Final Report Summary - FAN (Defining the functions of Elongator in adult brain neurogenesis)
We showed by western-blot, immunohistochemistry, and qRT-PCR support the expression of Elongator subunits in micro-dissected postnatal mouse SVZ and DG. FoxG1:Cre ;Elp3lox/lox (Elp3 cKO) animals died before postnatal day 23 (P23). The size of the brain and in particular the thickness of the cortical plate are reduced upon Elp3 deletion and knockout animals are hydrocephales. Ependymal cells are multi-ciliated epithelial cells that line the walls of the ventricular system in the adult brain, whose absence often leads to hydrocephalus. Most of them are born prenatally and derived from radial glia cells. Ependymal cells have a remarkable planar polarization that determines orientation of ciliary beating and propulsion of the cerebrospinal fluid flow (CSF). Disruption of ependymal ciliary beating, by injury or disease, results in aberrant CSF circulation and hydrocephalus, a common disorder of the CNS. In addition, the ependymal-generated CSF flow establishes gradients of chemorepellents that guide the migration of newborn neurons in adult mammalian SVZ. Cilia contain highly acetylated microtubule (MT) and Elongator is a tubulin acetyl transferase (TAT). Thus, we will assess whether Elongator controls rostral migration of neuroblasts by regulating ependymal cilia formation and/or beating and thus CSF flow. Our analyses support partial loss of ciliated cells (immunopositive for acetylated-alpha tubulin) at the ventricular surface of P15 Elp3 cKO brains that came together with a reduction of S100 beta staining, a marker of ependymal cells. While Elp3 cKO mutant showed lower number of multi-ciliated cells within the ventricle, they have a larger number of cells presenting a primary cilia, suggesting that many radial glia cells have not differentiated properly into ependymal cells. We will decipher whether ciliogenesis defects is developmental or degenerative. For this purpose we will make whole ventricular wall preparation at P1, P6, P10 and P15 that provide an "en face" view of ventricular surface. We will perform immunohistochemsitry to assess the expression of ependymal (S100beta, CD24, noggin and vimentin) and radial glia markers (GLAST, bLBP, nestin).
Ependymal cells are polarized within the plane of the epithelium through a multi-step process named polar cell polarity (PCP), which is initially organized by primary cilia in radial glia (radial glia planar polarity) and then refined by motile cilia in ependymal cells. Basal bodies in ependymal cells in the lateral ventricle walls of postnatal mice are polarized in two steps: (1) translational polarity, a process initiated in progenitors (radial glia cells) through radial glia polarity and assessed by measuring the deviation angle between cellular vector drawn from the center of the patch of basal bodies relative to the corresponding median vector obtained in multiple cells; (2) rotational polarity, which is assessed by measuring the deviation angle between individual vectors drawn from center of a basal body with respect to its basal foot (basal foot angle) and the cellular median basal foot angle. We showed that both polarities were imparaired upon Elp3 deletion. We further analysed the biological impact of the PCP defects that arise in Elp3 cKO on cilia beating and directionality of CSF flow. For this purpose, we followed the displacement of fluorescent beads added to P15 brain slices (300-μm-thick vibratome sections) in the lateral ventricle by real-time confocal microscopy (25frame/s during 30-60s). In wild-type condition, beads movement should be consistently directed from caudal to rostral pole of lateral ventricles. As we observe defects in cilia beating, we will further analyse rostral migration of neuroblasts in Elp3cKO.

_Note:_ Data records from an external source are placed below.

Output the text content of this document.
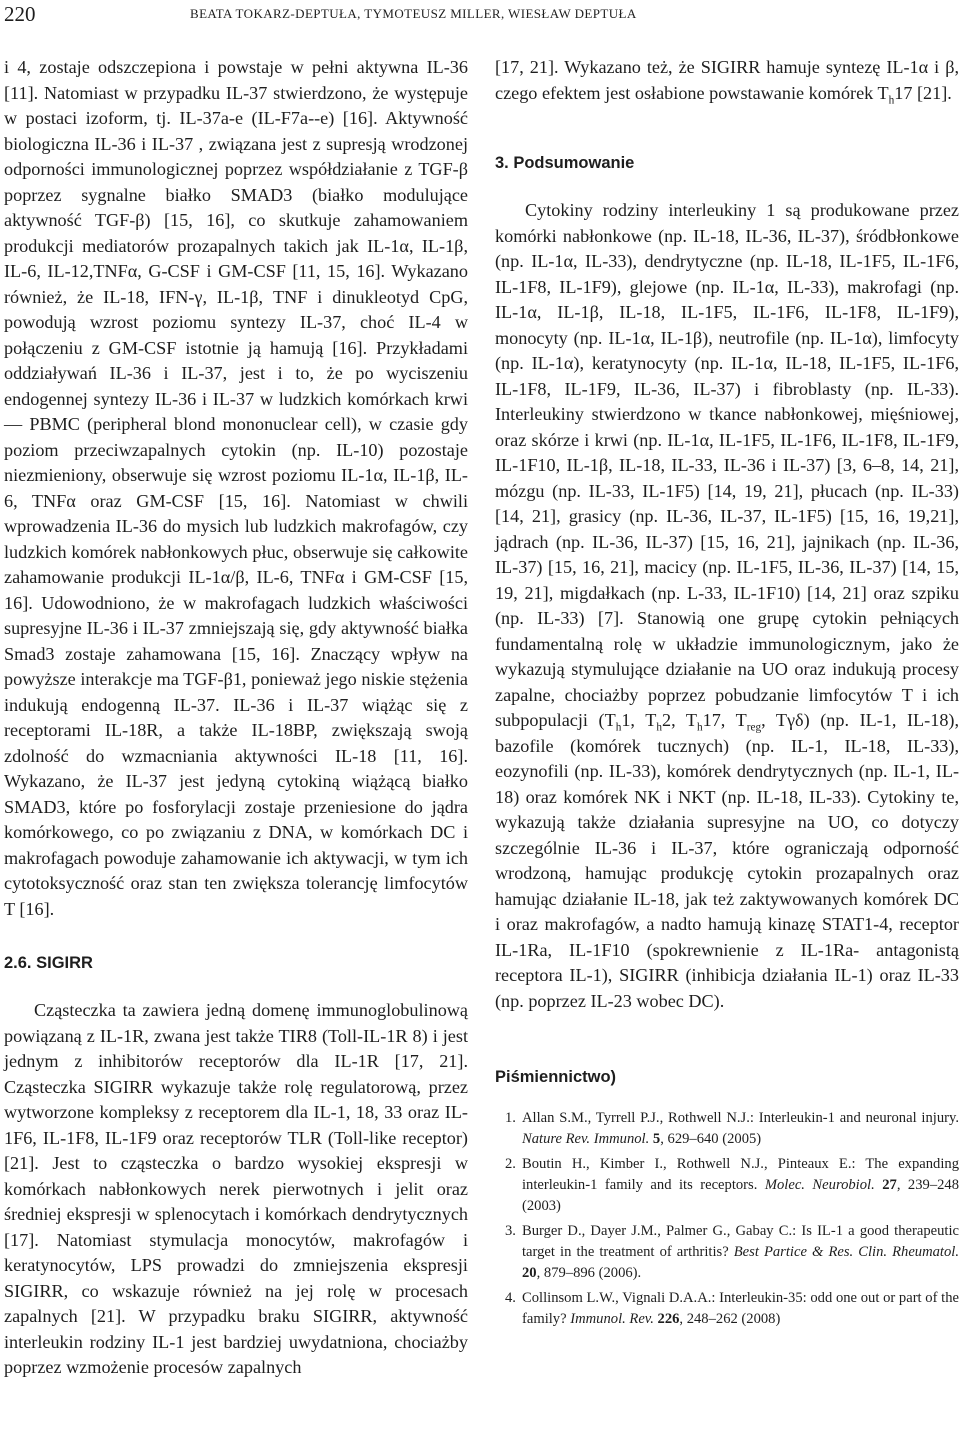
220	BEATA TOKARZ-DEPTUŁA, TYMOTEUSZ MILLER, WIESŁAW DEPTUŁA

i 4, zostaje odszczepiona i powstaje w pełni aktywna IL-36 [11]. Natomiast w przypadku IL-37 stwierdzono, że występuje w postaci izoform, tj. IL-37a-e (IL-F7a--e) [16]. Aktywność biologiczna IL-36 i IL-37 , związana jest z supresją wrodzonej odporności immunologicznej poprzez współdziałanie z TGF-β poprzez sygnalne białko SMAD3 (białko modulujące aktywność TGF-β) [15, 16], co skutkuje zahamowaniem produkcji mediatorów prozapalnych takich jak IL-1α, IL-1β, IL-6, IL-12,TNFα, G-CSF i GM-CSF [11, 15, 16]. Wykazano również, że IL-18, IFN-γ, IL-1β, TNF i dinukleotyd CpG, powodują wzrost poziomu syntezy IL-37, choć IL-4 w połączeniu z GM-CSF istotnie ją hamują [16]. Przykładami oddziaływań IL-36 i IL-37, jest i to, że po wyciszeniu endogennej syntezy IL-36 i IL-37 w ludzkich komórkach krwi — PBMC (peripheral blond mononuclear cell), w czasie gdy poziom przeciwzapalnych cytokin (np. IL-10) pozostaje niezmieniony, obserwuje się wzrost poziomu IL-1α, IL-1β, IL-6, TNFα oraz GM-CSF [15, 16]. Natomiast w chwili wprowadzenia IL-36 do mysich lub ludzkich makrofagów, czy ludzkich komórek nabłonkowych płuc, obserwuje się całkowite zahamowanie produkcji IL-1α/β, IL-6, TNFα i GM-CSF [15, 16]. Udowodniono, że w makrofagach ludzkich właściwości supresyjne IL-36 i IL-37 zmniejszają się, gdy aktywność białka Smad3 zostaje zahamowana [15, 16]. Znaczący wpływ na powyższe interakcje ma TGF-β1, ponieważ jego niskie stężenia indukują endogenną IL-37. IL-36 i IL-37 wiążąc się z receptorami IL-18R, a także IL-18BP, zwiększają swoją zdolność do wzmacniania aktywności IL-18 [11, 16]. Wykazano, że IL-37 jest jedyną cytokiną wiążącą białko SMAD3, które po fosforylacji zostaje przeniesione do jądra komórkowego, co po związaniu z DNA, w komórkach DC i makrofagach powoduje zahamowanie ich aktywacji, w tym ich cytotoksyczność oraz stan ten zwiększa tolerancję limfocytów T [16].

2.6. SIGIRR

Cząsteczka ta zawiera jedną domenę immunoglobulinową powiązaną z IL-1R, zwana jest także TIR8 (Toll-IL-1R 8) i jest jednym z inhibitorów receptorów dla IL-1R [17, 21]. Cząsteczka SIGIRR wykazuje także rolę regulatorową, przez wytworzone kompleksy z receptorem dla IL-1, 18, 33 oraz IL-1F6, IL-1F8, IL-1F9 oraz receptorów TLR (Toll-like receptor) [21]. Jest to cząsteczka o bardzo wysokiej ekspresji w komórkach nabłonkowych nerek pierwotnych i jelit oraz średniej ekspresji w splenocytach i komórkach dendrytycznych [17]. Natomiast stymulacja monocytów, makrofagów i keratynocytów, LPS prowadzi do zmniejszenia ekspresji SIGIRR, co wskazuje również na jej rolę w procesach zapalnych [21]. W przypadku braku SIGIRR, aktywność interleukin rodziny IL-1 jest bardziej uwydatniona, chociażby poprzez wzmożenie procesów zapalnych

[17, 21]. Wykazano też, że SIGIRR hamuje syntezę IL-1α i β, czego efektem jest osłabione powstawanie komórek $T_h17$ [21].

3. Podsumowanie

Cytokiny rodziny interleukiny 1 są produkowane przez komórki nabłonkowe (np. IL-18, IL-36, IL-37), śródbłonkowe (np. IL-1α, IL-33), dendrytyczne (np. IL-18, IL-1F5, IL-1F6, IL-1F8, IL-1F9), glejowe (np. IL-1α, IL-33), makrofagi (np. IL-1α, IL-1β, IL-18, IL-1F5, IL-1F6, IL-1F8, IL-1F9), monocyty (np. IL-1α, IL-1β), neutrofile (np. IL-1α), limfocyty (np. IL-1α), keratynocyty (np. IL-1α, IL-18, IL-1F5, IL-1F6, IL-1F8, IL-1F9, IL-36, IL-37) i fibroblasty (np. IL-33). Interleukiny stwierdzono w tkance nabłonkowej, mięśniowej, oraz skórze i krwi (np. IL-1α, IL-1F5, IL-1F6, IL-1F8, IL-1F9, IL-1F10, IL-1β, IL-18, IL-33, IL-36 i IL-37) [3, 6–8, 14, 21], mózgu (np. IL-33, IL-1F5) [14, 19, 21], płucach (np. IL-33) [14, 21], grasicy (np. IL-36, IL-37, IL-1F5) [15, 16, 19,21], jądrach (np. IL-36, IL-37) [15, 16, 21], jajnikach (np. IL-36, IL-37) [15, 16, 21], macicy (np. IL-1F5, IL-36, IL-37) [14, 15, 19, 21], migdałkach (np. L-33, IL-1F10) [14, 21] oraz szpiku (np. IL-33) [7]. Stanowią one grupę cytokin pełniących fundamentalną rolę w układzie immunologicznym, jako że wykazują stymulujące działanie na UO oraz indukują procesy zapalne, chociażby poprzez pobudzanie limfocytów T i ich subpopulacji ($T_h1$, $T_h2$, $T_h17$, $T_{reg}$, Tγδ) (np. IL-1, IL-18), bazofile (komórek tucznych) (np. IL-1, IL-18, IL-33), eozynofili (np. IL-33), komórek dendrytycznych (np. IL-1, IL-18) oraz komórek NK i NKT (np. IL-18, IL-33). Cytokiny te, wykazują także działania supresyjne na UO, co dotyczy szczególnie IL-36 i IL-37, które ograniczają odporność wrodzoną, hamując produkcję cytokin prozapalnych oraz hamując działanie IL-18, jak też zaktywowanych komórek DC i oraz makrofagów, a nadto hamują kinazę STAT1-4, receptor IL-1Ra, IL-1F10 (spokrewnienie z IL-1Ra- antagonistą receptora IL-1), SIGIRR (inhibicja działania IL-1) oraz IL-33 (np. poprzez IL-23 wobec DC).

Piśmiennictwo)
1. Allan S.M., Tyrrell P.J., Rothwell N.J.: Interleukin-1 and neuronal injury. Nature Rev. Immunol. 5, 629–640 (2005)
2. Boutin H., Kimber I., Rothwell N.J., Pinteaux E.: The expanding interleukin-1 family and its receptors. Molec. Neurobiol. 27, 239–248 (2003)
3. Burger D., Dayer J.M., Palmer G., Gabay C.: Is IL-1 a good therapeutic target in the treatment of arthritis? Best Partice & Res. Clin. Rheumatol. 20, 879–896 (2006).
4. Collinsom L.W., Vignali D.A.A.: Interleukin-35: odd one out or part of the family? Immunol. Rev. 226, 248–262 (2008)
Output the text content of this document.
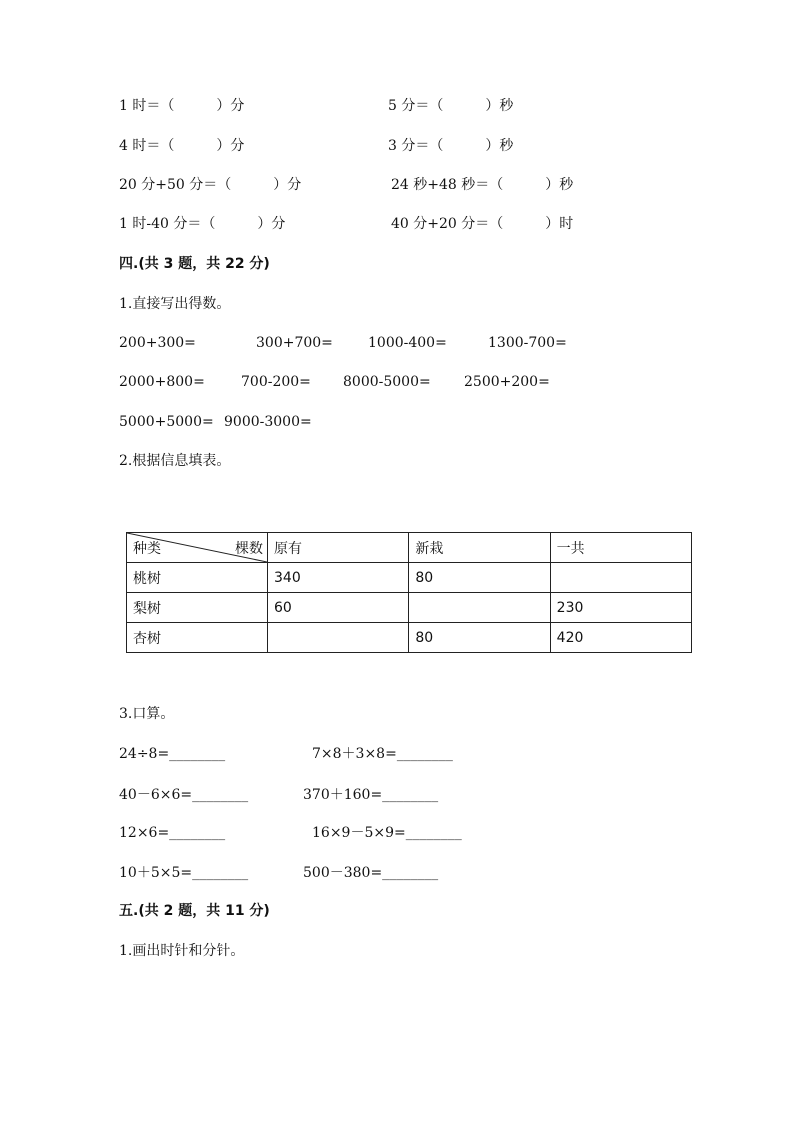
1 时＝（　　　）分	5 分＝（　　　）秒
4 时＝（　　　）分	3 分＝（　　　）秒
20 分+50 分＝（　　　）分	24 秒+48 秒＝（　　　）秒
1 时-40 分＝（　　　）分	40 分+20 分＝（　　　）时
四.(共 3 题，共 22 分)
1.直接写出得数。
200+300=	300+700=	1000-400=	1300-700=
2000+800=	700-200= 8000-5000= 2500+200=
5000+5000= 9000-3000=
2.根据信息填表。
种类 棵数	原有	新栽	一共
桃树	340	80	
梨树	60		230
杏树		80	420
3.口算。
24÷8=________	7×8＋3×8=________
40－6×6=________	370＋160=________
12×6=________	16×9－5×9=________
10＋5×5=________	500－380=________
五.(共 2 题，共 11 分)
1.画出时针和分针。
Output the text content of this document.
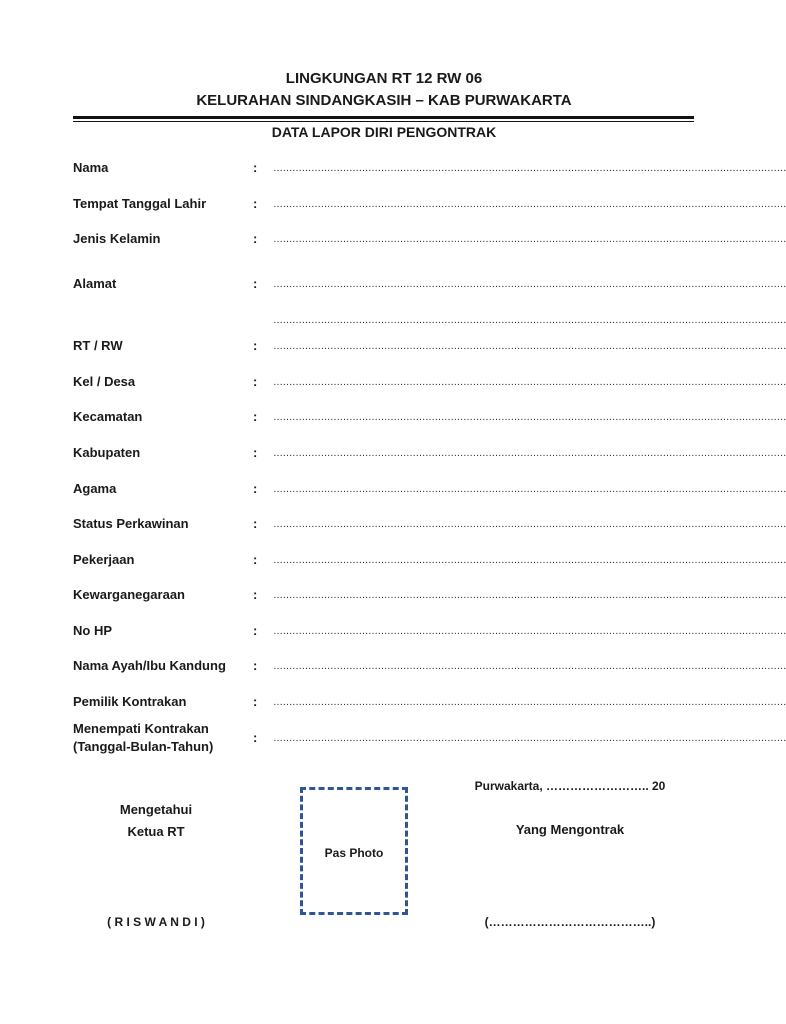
LINGKUNGAN RT 12 RW 06
KELURAHAN SINDANGKASIH – KAB PURWAKARTA
DATA LAPOR DIRI PENGONTRAK
Nama	: ………………………………………………………………………………………………………………………………………………
Tempat Tanggal Lahir	: ………………………………………………………………………………………………………………………………………………
Jenis Kelamin	: ………………………………………………………………………………………………………………………………………………
Alamat	: ………………………………………………………………………………………………………………………………………………
………………………………………………………………………………………………………………………………………………
RT / RW	: ………………………………………………………………………………………………………………………………………………
Kel / Desa	: ………………………………………………………………………………………………………………………………………………
Kecamatan	: ………………………………………………………………………………………………………………………………………………
Kabupaten	: ………………………………………………………………………………………………………………………………………………
Agama	: ………………………………………………………………………………………………………………………………………………
Status Perkawinan	: ………………………………………………………………………………………………………………………………………………
Pekerjaan	: ………………………………………………………………………………………………………………………………………………
Kewarganegaraan	: ………………………………………………………………………………………………………………………………………………
No HP	: ………………………………………………………………………………………………………………………………………………
Nama Ayah/Ibu Kandung : ………………………………………………………………………………………………………………………………………………
Pemilik Kontrakan	: ………………………………………………………………………………………………………………………………………………
Menempati Kontrakan
(Tanggal-Bulan-Tahun)
: ………………………………………………………………………………………………………………………………………………
Mengetahui
Ketua RT
( R I S W A N D I )
Pas Photo
Purwakarta, …………………….. 20
Yang Mengontrak
(…………………………………..)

Finally we used a global approach to uncover new protein acetylated by Elp3. We compared acetylome from elp3 cKO and WT cortices. Among the candidates uncovered by our experiments, CEP290 is of particular interest. CEP290 is a centrosomal protein, and mutations in CEP290 have been implicated in many autosomal recessive disorders. In a mouse model, a CEP290 mutation gives rise to early-onset retinal degeneration and olfactory. CEP290 is located at the transition zone and participates strictly in primary cilia formation by regulating ciliary entry of membranes associated proteins (Craige et al, 2010; Tsang et al, 2008). We therefore analysed by immunochemistry the localisation of CEP290 within the lateral wall of the lateral ventricle at P1 and P15 and found that CEP290 seems to be located at the basal foot of the cilia in wild-type mice. To test more precisely the effect of cep290 acetylation on planar polarity, the endogenous candidate proteins will be silenced by injection of lentiviruses shRNA encoding plasmids and replaced by shRNA refractory mutant protein harbouring key acetylated K-to-R mutations. The resulting phenotype will be analysed by immunohistochemistry.
Altogether this study brings the first evidence for a role of the Elongator complex in ciliogenesis. Interestingly, a project that we have initiated with a local team, show interesting phenotype after depletion of Elp3 in kidney, suggesting a broader function of Elongator in different ciliated organs.